Think i might trim her muzzle like vincent and milly, make it a bit 'softer'.


----------



## mariag (Jun 19, 2011)

Awwww Vincent looks all velvety & so does Lola


----------



## Mogdog (Feb 6, 2011)

Vincent looks lovely and will be more comfortable in summer weather ... very velvety looking!

Lola looks gorgeous too. x


----------



## JoJo (Mar 2, 2011)

Practical cuts for the summer my choccy poo friends ... makes sense to me .. soft velvet feel ... and lets face it these coats grow so quickly .. only cut my girls a few weeks ago and Honey had a mini trim again today.


----------



## JoJo (Mar 2, 2011)

Katie love Lola's little white chin ... I remember her having that at only a week or so old .. so cute ..


----------



## Rufini (Sep 9, 2011)

He is much more comfortable and so soft!!
Although, on his walk today he ran through many mud puddles so his legs are back to being curly 
But he was running about a lot more than he has been so I take that as a sign that he likes it!!


----------



## Rufini (Sep 9, 2011)

lola24 said:


> Think i might trim her muzzle like vincent and milly, make it a bit 'softer'.

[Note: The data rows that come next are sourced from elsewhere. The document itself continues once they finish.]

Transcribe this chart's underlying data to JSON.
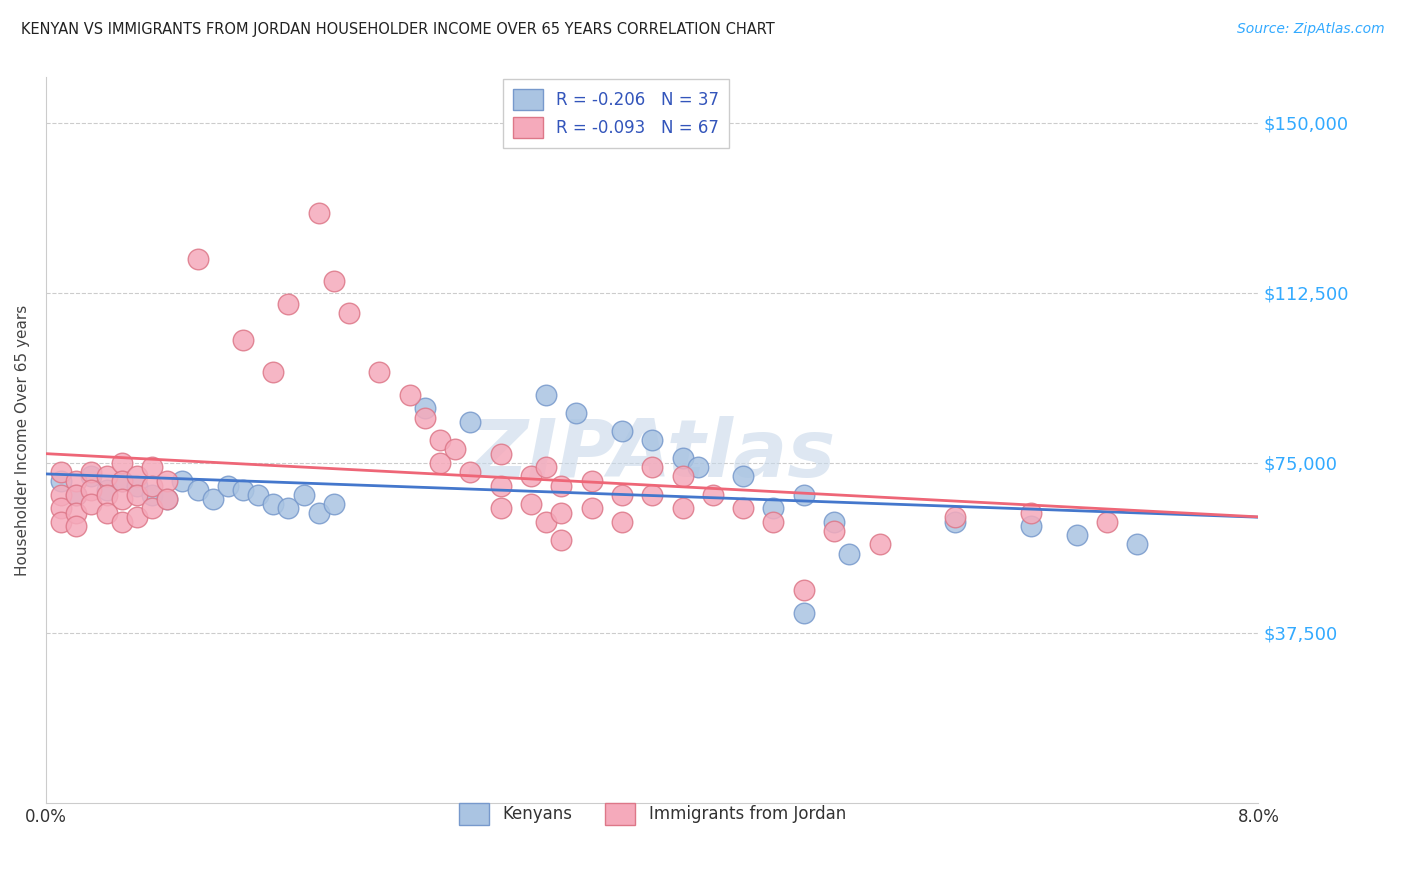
{
  "title": "KENYAN VS IMMIGRANTS FROM JORDAN HOUSEHOLDER INCOME OVER 65 YEARS CORRELATION CHART",
  "source": "Source: ZipAtlas.com",
  "ylabel": "Householder Income Over 65 years",
  "xmin": 0.0,
  "xmax": 0.08,
  "ymin": 0,
  "ymax": 160000,
  "yticks": [
    0,
    37500,
    75000,
    112500,
    150000
  ],
  "ytick_labels": [
    "",
    "$37,500",
    "$75,000",
    "$112,500",
    "$150,000"
  ],
  "xtick_left": "0.0%",
  "xtick_right": "8.0%",
  "grid_color": "#cccccc",
  "background_color": "#ffffff",
  "watermark": "ZIPAtlas",
  "watermark_color": "#c8d8ea",
  "legend_color": "#3355bb",
  "series": [
    {
      "label": "Kenyans",
      "R": -0.206,
      "N": 37,
      "color_fill": "#aac4e2",
      "color_edge": "#7799cc",
      "line_color": "#4477cc",
      "points": [
        [
          0.001,
          71000
        ],
        [
          0.002,
          68000
        ],
        [
          0.003,
          72000
        ],
        [
          0.004,
          69000
        ],
        [
          0.005,
          71000
        ],
        [
          0.006,
          70000
        ],
        [
          0.007,
          68000
        ],
        [
          0.008,
          67000
        ],
        [
          0.009,
          71000
        ],
        [
          0.01,
          69000
        ],
        [
          0.011,
          67000
        ],
        [
          0.012,
          70000
        ],
        [
          0.013,
          69000
        ],
        [
          0.014,
          68000
        ],
        [
          0.015,
          66000
        ],
        [
          0.016,
          65000
        ],
        [
          0.017,
          68000
        ],
        [
          0.018,
          64000
        ],
        [
          0.019,
          66000
        ],
        [
          0.025,
          87000
        ],
        [
          0.028,
          84000
        ],
        [
          0.033,
          90000
        ],
        [
          0.035,
          86000
        ],
        [
          0.038,
          82000
        ],
        [
          0.04,
          80000
        ],
        [
          0.042,
          76000
        ],
        [
          0.043,
          74000
        ],
        [
          0.046,
          72000
        ],
        [
          0.048,
          65000
        ],
        [
          0.05,
          68000
        ],
        [
          0.052,
          62000
        ],
        [
          0.05,
          42000
        ],
        [
          0.053,
          55000
        ],
        [
          0.06,
          62000
        ],
        [
          0.065,
          61000
        ],
        [
          0.068,
          59000
        ],
        [
          0.072,
          57000
        ]
      ]
    },
    {
      "label": "Immigrants from Jordan",
      "R": -0.093,
      "N": 67,
      "color_fill": "#f5aabb",
      "color_edge": "#dd7788",
      "line_color": "#ee6677",
      "points": [
        [
          0.001,
          73000
        ],
        [
          0.001,
          68000
        ],
        [
          0.001,
          65000
        ],
        [
          0.001,
          62000
        ],
        [
          0.002,
          71000
        ],
        [
          0.002,
          68000
        ],
        [
          0.002,
          64000
        ],
        [
          0.002,
          61000
        ],
        [
          0.003,
          73000
        ],
        [
          0.003,
          69000
        ],
        [
          0.003,
          66000
        ],
        [
          0.004,
          72000
        ],
        [
          0.004,
          68000
        ],
        [
          0.004,
          64000
        ],
        [
          0.005,
          75000
        ],
        [
          0.005,
          71000
        ],
        [
          0.005,
          67000
        ],
        [
          0.005,
          62000
        ],
        [
          0.006,
          72000
        ],
        [
          0.006,
          68000
        ],
        [
          0.006,
          63000
        ],
        [
          0.007,
          74000
        ],
        [
          0.007,
          70000
        ],
        [
          0.007,
          65000
        ],
        [
          0.008,
          71000
        ],
        [
          0.008,
          67000
        ],
        [
          0.01,
          120000
        ],
        [
          0.013,
          102000
        ],
        [
          0.015,
          95000
        ],
        [
          0.016,
          110000
        ],
        [
          0.018,
          130000
        ],
        [
          0.019,
          115000
        ],
        [
          0.02,
          108000
        ],
        [
          0.022,
          95000
        ],
        [
          0.024,
          90000
        ],
        [
          0.025,
          85000
        ],
        [
          0.026,
          80000
        ],
        [
          0.026,
          75000
        ],
        [
          0.027,
          78000
        ],
        [
          0.028,
          73000
        ],
        [
          0.03,
          77000
        ],
        [
          0.03,
          70000
        ],
        [
          0.03,
          65000
        ],
        [
          0.032,
          72000
        ],
        [
          0.032,
          66000
        ],
        [
          0.033,
          74000
        ],
        [
          0.033,
          62000
        ],
        [
          0.034,
          70000
        ],
        [
          0.034,
          64000
        ],
        [
          0.034,
          58000
        ],
        [
          0.036,
          71000
        ],
        [
          0.036,
          65000
        ],
        [
          0.038,
          68000
        ],
        [
          0.038,
          62000
        ],
        [
          0.04,
          74000
        ],
        [
          0.04,
          68000
        ],
        [
          0.042,
          72000
        ],
        [
          0.042,
          65000
        ],
        [
          0.044,
          68000
        ],
        [
          0.046,
          65000
        ],
        [
          0.048,
          62000
        ],
        [
          0.05,
          47000
        ],
        [
          0.052,
          60000
        ],
        [
          0.055,
          57000
        ],
        [
          0.06,
          63000
        ],
        [
          0.065,
          64000
        ],
        [
          0.07,
          62000
        ]
      ]
    }
  ]
}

Yeah, we had it done because mister 'snuffle' loves to put his face in everything, his nose is the worst for matting!


----------



## Scarlett (Dec 15, 2011)

Wow that really is a hair cut! He looks great! That coat should be much better for the warm weather


----------



## Bertie Brown (Aug 12, 2011)

What a smart boy he is, just love Vincent! Bertie had a short back and sides on Friday and feels much better for it


----------



## Rufini (Sep 9, 2011)

Bertie Brown said:


> What a smart boy he is, just love Vincent! Bertie had a short back and sides on Friday and feels much better for it


I love Bertie!! I think Vincent might be getting a similar coat, after his cut he's got a few big patches of white hair coming through his brown coat!


----------



## KCsunshine (Apr 16, 2012)

He looks very smart indeed!


----------



## Jedicrazy (Apr 26, 2011)

Vincent is so handsome he would look good if he had no fur. A good, practical cut. I need to do Obi but can't bring myself to do it just yet. Now the heat has gone I've backed off...I'm a chicken! 

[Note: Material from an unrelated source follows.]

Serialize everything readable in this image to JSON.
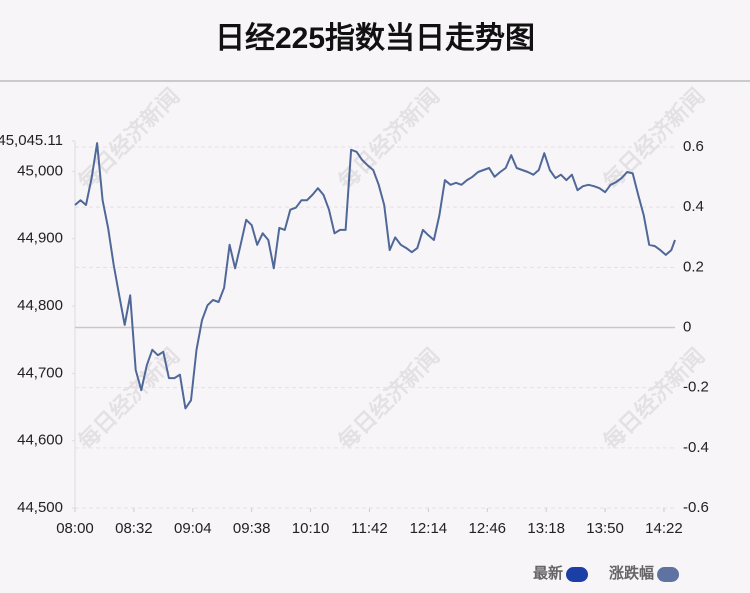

Katie, Lola looks fab too. Such a beautiful face!


----------



## Pollypiglet (Oct 22, 2011)

Would love to have Hattie curly and shaggy looking but the practicalities of a long coat are not for me. Vincent looks great bet he feels much better if it is hot also no daily worries about matts! Also I find Hattie is much better in her Equafleece if the weather is bad if she has a short coat. When I had two Jack Russell terriers they moulted for England but were easy to keep clean just a quick wipe off! No such thing as a free lunch it is either hairs or muddy coat!


----------



## Rufini (Sep 9, 2011)

I agree Sue, if Vincent wasn't so obsessed with getting muddy we'd much prefer the shaggy 'Poo look, but it's just not practical for us! 
Vincent has also been showing off his aerodynamic body now by running up and down the path as fast as he possibly can...


----------